Lifting his left boot half an inch off the pavement, Ian Williamson rotated the ankle first clockwise, then counter-clockwise. It was always good to limber up before a bit of action. He looked up and down the street. He was fairly sure the duo eating chips outside the bookies were on their own. He knew from painful experience that the last thing you wanted was to pile in and then find half a dozen of their mates zooming round the corner.
‘See those two bastards over there,’ he hissed, laying on the Yorkshire accent thick, even though he came from the poshest part of Harrogate, where everyone spoke the Queen’s English and drank tea from china cups. That, and the fact that his father was a parish priest, was something that the boy had to work hard to live down.

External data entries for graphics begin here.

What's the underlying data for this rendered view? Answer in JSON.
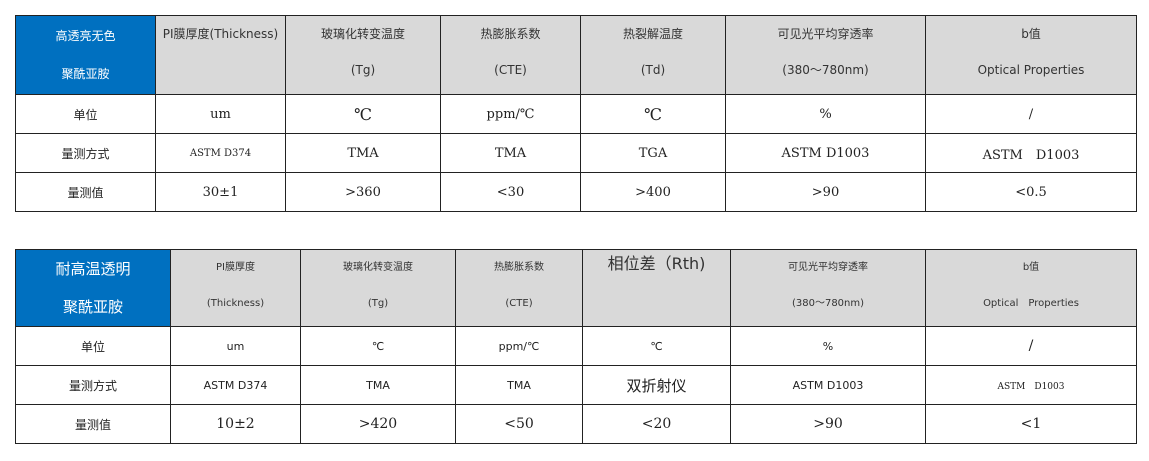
{
  "table1": {
    "corner": [
      "高透亮无色",
      "聚酰亚胺"
    ],
    "headers": [
      [
        "PI膜厚度(Thickness)",
        ""
      ],
      [
        "玻璃化转变温度",
        "(Tg)"
      ],
      [
        "热膨胀系数",
        "(CTE)"
      ],
      [
        "热裂解温度",
        "(Td)"
      ],
      [
        "可见光平均穿透率",
        "(380～780nm)"
      ],
      [
        "b值",
        "Optical Properties"
      ]
    ],
    "rows": [
      {
        "label": "单位",
        "values": [
          "um",
          "℃",
          "ppm/℃",
          "℃",
          "%",
          "/"
        ]
      },
      {
        "label": "量测方式",
        "values": [
          "ASTM D374",
          "TMA",
          "TMA",
          "TGA",
          "ASTM D1003",
          "ASTM　D1003"
        ]
      },
      {
        "label": "量测值",
        "values": [
          "30±1",
          ">360",
          "<30",
          ">400",
          ">90",
          "<0.5"
        ]
      }
    ]
  },
  "table2": {
    "corner": [
      "耐高温透明",
      "聚酰亚胺"
    ],
    "headers": [
      [
        "PI膜厚度",
        "(Thickness)"
      ],
      [
        "玻璃化转变温度",
        "(Tg)"
      ],
      [
        "热膨胀系数",
        "(CTE)"
      ],
      [
        "相位差（Rth)",
        ""
      ],
      [
        "可见光平均穿透率",
        "(380～780nm)"
      ],
      [
        "b值",
        "Optical　Properties"
      ]
    ],
    "rows": [
      {
        "label": "单位",
        "values": [
          "um",
          "℃",
          "ppm/℃",
          "℃",
          "%",
          "/"
        ]
      },
      {
        "label": "量测方式",
        "values": [
          "ASTM D374",
          "TMA",
          "TMA",
          "双折射仪",
          "ASTM D1003",
          "ASTM　D1003"
        ]
      },
      {
        "label": "量测值",
        "values": [
          "10±2",
          ">420",
          "<50",
          "<20",
          ">90",
          "<1"
        ]
      }
    ]
  },
  "colors": {
    "corner": "#0070c0",
    "header": "#d9d9d9"
  }
}
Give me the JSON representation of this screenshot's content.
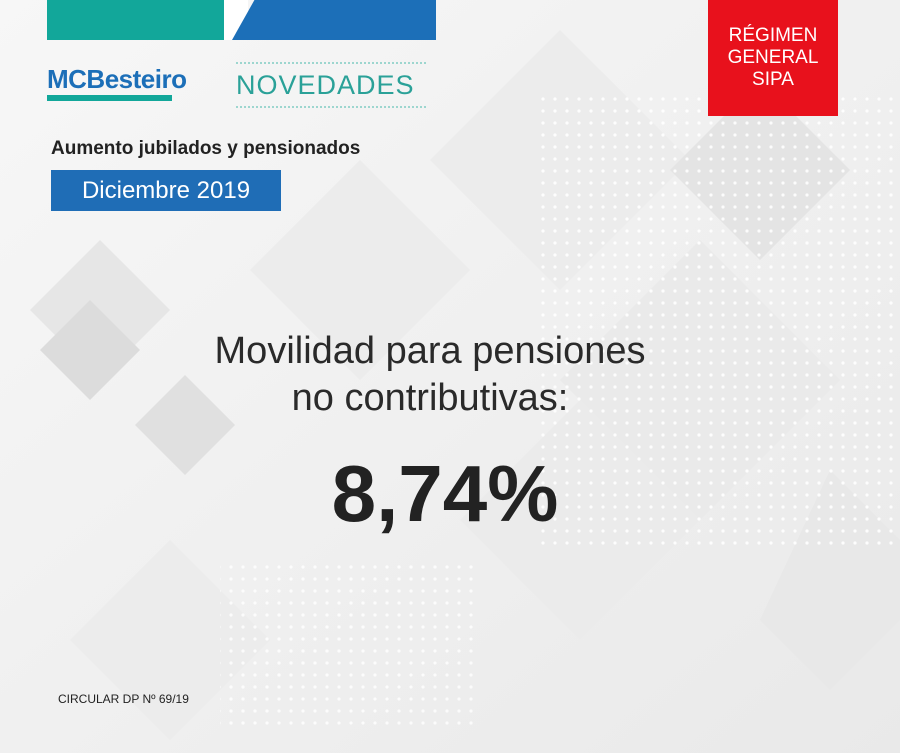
{
  "brand": {
    "logo_text": "MCBesteiro",
    "section": "NOVEDADES"
  },
  "badge": {
    "line1": "RÉGIMEN",
    "line2": "GENERAL",
    "line3": "SIPA"
  },
  "header": {
    "subtitle": "Aumento jubilados y pensionados",
    "period": "Diciembre 2019"
  },
  "main": {
    "headline_line1": "Movilidad para pensiones",
    "headline_line2": "no contributivas:",
    "value": "8,74%"
  },
  "footer": {
    "circular": "CIRCULAR DP Nº 69/19"
  },
  "colors": {
    "teal": "#12a79a",
    "blue": "#1c6fb8",
    "red": "#e8111c"
  }
}
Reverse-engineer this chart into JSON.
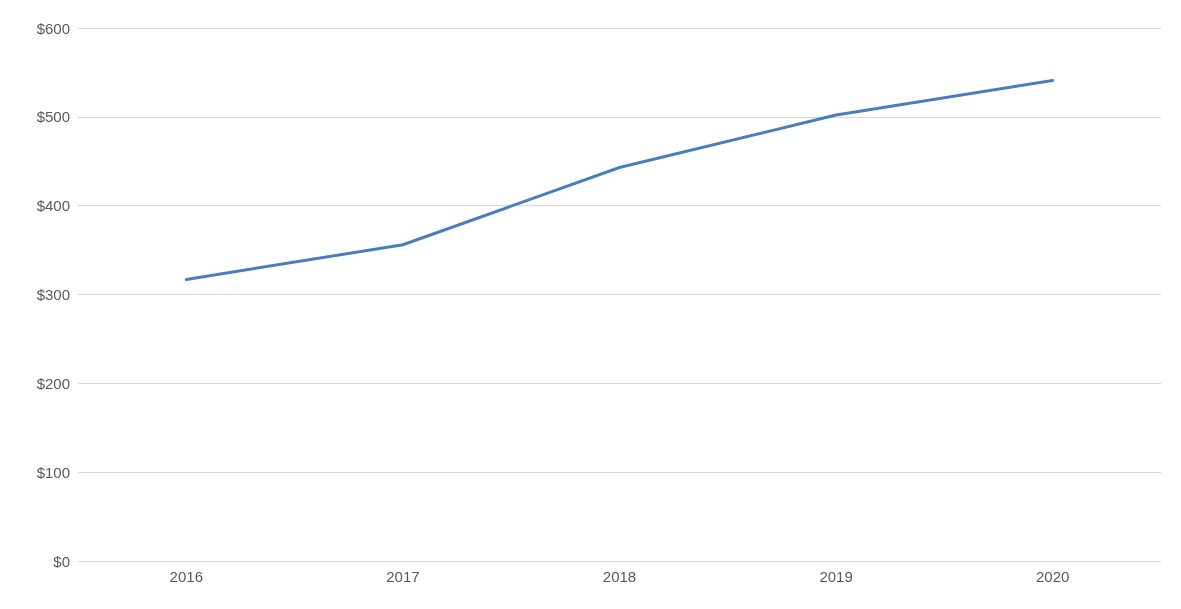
{
  "chart_data": {
    "type": "line",
    "categories": [
      "2016",
      "2017",
      "2018",
      "2019",
      "2020"
    ],
    "series": [
      {
        "color": "#4a7ebb",
        "values": [
          317,
          356,
          443,
          502,
          541
        ]
      }
    ],
    "ylim": [
      0,
      600
    ],
    "yticks": [
      {
        "value": 0,
        "label": "$0"
      },
      {
        "value": 100,
        "label": "$100"
      },
      {
        "value": 200,
        "label": "$200"
      },
      {
        "value": 300,
        "label": "$300"
      },
      {
        "value": 400,
        "label": "$400"
      },
      {
        "value": 500,
        "label": "$500"
      },
      {
        "value": 600,
        "label": "$600"
      }
    ],
    "grid": "y",
    "marker": "none",
    "line_style": "solid"
  }
}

‘Coppers,’ Arthur Jenkins nodded. ‘Definitely.’
‘This chicken pie’s good,’ Eric Kellner mumbled, oblivious to the interlopers. ‘Right tasty it is.’
Ignoring his friend’s critique of the Golden Fryer’s fare, Williamson pointed towards the officers with a limp chip. ‘What are those stupid bastards doing down here?’
Kellner wiped a piece of pie crust from the side of his mouth and looked up. ‘It looks like they’re having their tea, just like us.’
Jesus fucking Christ, where did we find this one? Williamson glanced at Jenkins, who just shrugged and carried on eating.
‘Paula said they were from London.’
How would the stupid cow in the chip shop know? Williamson wondered. It was, however, a reasonable guess.
‘Up here making lots of overtime so they can have expensive cars and fancy holidays while we bloody well starve,’ Jenkins observed, parroting the last thing they had heard at the Socialist Worker meeting in the community centre earlier in the evening. ‘They’re bloody coining it in.’